Friday, July 27, 2007

Commedia Dell' Artemisia

By the time you read this, Commedia Dell' Artemisia's all-too-brief revival at Collective:Unconscious will be over, but in the hopes that they'll really nurture their already burgeoning ode to classical, rhyming comedy (and keep their skilled, energetic actors busy), it's important that this newly written old-school hit be recognized.

Photo/Joseph Belschner

Reviewed by Aaron Riccio

That rape could be funny, not tragic, who knew? The producers and writers of Stolen Chair, that's who. With swagger and grace and a man who's ribald, the show woos us and flatters us, we're never appalled. Commedia Dell' Artemisia, what a wonderful name; if only bringing back classical comedy alone brought one fame. But I'll drop the old rhymes now (they're far better than me), as I must stress the point that this show's a must see. (Besides, it's not as easy to rhyme David Bengali's name as you'd think, nor Cameron J. Oro's, Layna Fisher's, or Liza Wade White's, all of whom are well worth mentioning.)

Like typical works of commedia dell' arte (think Moliere), Kiran Rikhye's taken what could be a tragedy (the historical rape of Artemisia Gentileschi) and made it into a comedy -- an old-school (for wives) affair, with rhyming couplets, slimming corsets, and masks, too. Follow the innocent yet willful Artemisia (the isabella) as she tries to escape her doting, daft painter of a father, Orazio (the pantalone), by accepting the advances of the lusty Agostino Tassi (il capitano). This is done at the behest of her more...ahem...experienced chaperon, Tuzia (the columbina), whose wide-eyed gapes are perfect for the double-takes required of her stock part.

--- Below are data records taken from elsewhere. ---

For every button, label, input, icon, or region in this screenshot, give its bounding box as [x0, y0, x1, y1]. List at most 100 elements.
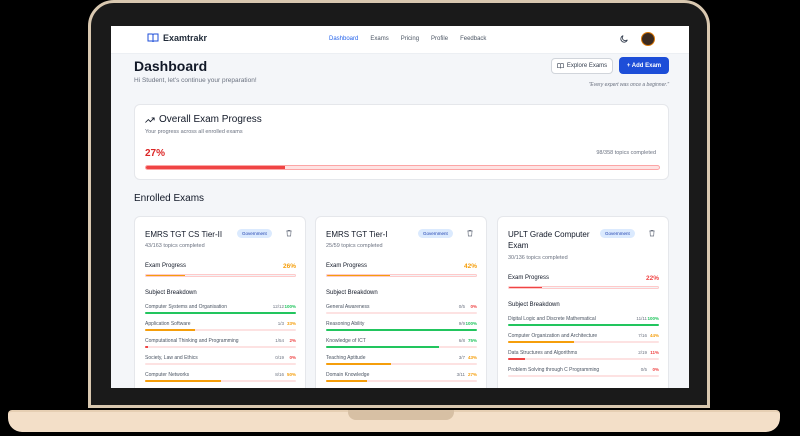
subject-row: Computer Networks 8/16 50% [145, 372, 296, 386]
subject-progress-bar [326, 380, 477, 382]
trash-icon[interactable] [285, 229, 293, 237]
subject-breakdown-title: Subject Breakdown [508, 302, 560, 308]
subject-count: 6/8 [458, 338, 465, 343]
subject-row: Knowledge of ICT 6/8 75% [326, 338, 477, 352]
subject-count: 9/9 [458, 321, 465, 326]
exam-name: EMRS TGT Tier-I [326, 230, 388, 239]
subject-progress-fill [145, 312, 296, 314]
overall-topics-count: 98/358 topics completed [596, 150, 656, 156]
subject-progress-fill [326, 329, 477, 331]
overall-progress-title: Overall Exam Progress [145, 114, 262, 125]
subject-row: Application Software 1/3 33% [145, 321, 296, 335]
subject-breakdown-title: Subject Breakdown [326, 290, 378, 296]
subject-count: 0/5 [640, 367, 647, 372]
subject-name: Problem Solving through C Programming [508, 367, 600, 373]
subject-row: Reasoning Ability 9/9 100% [326, 321, 477, 335]
exam-progress-fill [327, 275, 390, 276]
subject-count: 7/16 [638, 333, 647, 338]
subject-name: Computer Organization and Architecture [508, 333, 598, 339]
subject-percent: 0% [470, 304, 477, 309]
subject-progress-fill [326, 363, 391, 365]
moon-icon[interactable] [619, 34, 629, 44]
subject-progress-fill [508, 341, 575, 343]
exam-progress-label: Exam Progress [508, 275, 550, 281]
avatar[interactable] [641, 32, 655, 46]
subject-name: Knowledge of ICT [326, 338, 366, 344]
subject-row: General Awareness 0/5 0% [326, 304, 477, 318]
subject-percent: 0% [652, 367, 659, 372]
subject-progress-bar [326, 312, 477, 314]
subject-row: Digital Logic and Discrete Mathematical … [508, 316, 659, 330]
exam-card[interactable]: EMRS TGT CS Tier-II Government 43/163 topi… [134, 216, 306, 388]
exam-progress-label: Exam Progress [145, 263, 187, 269]
exam-topics-count: 30/136 topics completed [508, 255, 568, 261]
exam-name: UPLT Grade Computer Exam [508, 230, 590, 250]
overall-percent: 27% [145, 148, 166, 159]
subject-percent: 100% [284, 304, 296, 309]
add-exam-button[interactable]: + Add Exam [619, 57, 669, 74]
motivational-quote: "Every expert was once a beginner." [588, 82, 669, 88]
top-navbar: Examtrakr Dashboard Exams Pricing Profil… [111, 26, 689, 54]
subject-progress-bar [508, 341, 659, 343]
exam-card[interactable]: EMRS TGT Tier-I Government 25/59 topics co… [315, 216, 487, 388]
trash-icon[interactable] [466, 229, 474, 237]
trending-up-icon [145, 117, 155, 123]
subject-percent: 11% [650, 350, 659, 355]
subject-progress-bar [508, 375, 659, 377]
exam-progress-fill [509, 287, 542, 288]
subject-percent: 27% [467, 372, 477, 377]
trash-icon[interactable] [648, 229, 656, 237]
subject-progress-bar [145, 329, 296, 331]
subject-progress-bar [145, 346, 296, 348]
subject-progress-bar [508, 324, 659, 326]
subject-progress-bar [145, 312, 296, 314]
nav-link-pricing[interactable]: Pricing [401, 36, 419, 42]
exam-category-badge: Government [237, 229, 272, 238]
exam-progress: Exam Progress 22% [508, 275, 659, 295]
subject-name: General Awareness [326, 304, 370, 310]
subject-progress-fill [326, 380, 367, 382]
exam-card[interactable]: UPLT Grade Computer Exam Government 30/136… [497, 216, 669, 388]
exam-progress-label: Exam Progress [326, 263, 368, 269]
nav-link-feedback[interactable]: Feedback [460, 36, 486, 42]
subject-percent: 33% [286, 321, 296, 326]
subject-row: Computer Systems and Organisation 12/12 … [145, 304, 296, 318]
overall-progress-fill [146, 166, 285, 169]
subject-percent: 75% [467, 338, 477, 343]
exam-progress: Exam Progress 26% [145, 263, 296, 283]
subject-row: Computational Thinking and Programming 1… [145, 338, 296, 352]
brand-logo[interactable]: Examtrakr [147, 33, 207, 43]
nav-link-exams[interactable]: Exams [370, 36, 388, 42]
subject-percent: 43% [467, 355, 477, 360]
subject-percent: 2% [289, 338, 296, 343]
subject-name: Reasoning Ability [326, 321, 365, 327]
subject-count: 12/12 [272, 304, 284, 309]
subject-progress-fill [145, 329, 195, 331]
exam-category-badge: Government [418, 229, 453, 238]
subject-row: Data Structures and Algorithms 2/19 11% [508, 350, 659, 364]
add-exam-label: + Add Exam [626, 62, 662, 69]
explore-exams-button[interactable]: Explore Exams [551, 58, 613, 74]
subject-progress-fill [508, 358, 525, 360]
subject-progress-bar [326, 346, 477, 348]
exam-progress-percent: 42% [463, 263, 477, 270]
subject-row: Teaching Aptitude 3/7 43% [326, 355, 477, 369]
subject-progress-fill [145, 380, 221, 382]
subject-name: Digital Logic and Discrete Mathematical [508, 316, 596, 322]
nav-link-dashboard[interactable]: Dashboard [329, 36, 358, 42]
subject-count: 11/11 [636, 316, 647, 321]
subject-progress-bar [145, 380, 296, 382]
book-open-icon [557, 63, 564, 69]
subject-count: 3/7 [458, 355, 465, 360]
exam-name: EMRS TGT CS Tier-II [145, 230, 223, 239]
subject-name: Data Structures and Algorithms [508, 350, 578, 356]
exam-progress-fill [146, 275, 185, 276]
subject-percent: 0% [289, 355, 296, 360]
nav-links: Dashboard Exams Pricing Profile Feedback [329, 36, 486, 42]
subject-percent: 50% [286, 372, 296, 377]
subject-progress-bar [508, 358, 659, 360]
nav-link-profile[interactable]: Profile [431, 36, 448, 42]
subject-percent: 100% [647, 316, 659, 321]
subject-row: Society, Law and Ethics 0/19 0% [145, 355, 296, 369]
subject-name: Teaching Aptitude [326, 355, 366, 361]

Jon Stancato's direction is filled with little nuances of the form, and when he can squeeze in an extra pratfall or continue a running gag (an accidental grope, an intentional ass slap), he does so with panache. He also handles his actors well (courtesy of designer Jonathan Becker): Bengali slouches his way up from the earth into his mask, notching his head to call out in high-pitched befuddlement, and Oro finds a nice comedic clash by mixing a sincere gravitas in his posture with the monkey-like face he's wearing. On the feminine side, the ladies are lovely, their porcelain makeup giving a nice contrast with their zestier, full-bodied performances: Tuzia's a bit underwritten, which is unfortunate for the talented Fisher (she makes up for it with her body language), but White gets to play both the inamorata and the dottore, and relishes in her long-winded spiels as a drunk judge (think Boston Legal: The 1600s).

The only sad part about Commedia Dell' Artemisia is that it's condensed to stay under an hour, which means there's no romance and no real comeuppance. The climax simply dissolves into a bawdy song with a hasty conclusion: I say, if you've got it, flaunt it, and there's no reason the Stolen Chair Theatre Company can't turn this one-act into an even bigger crowd pleaser.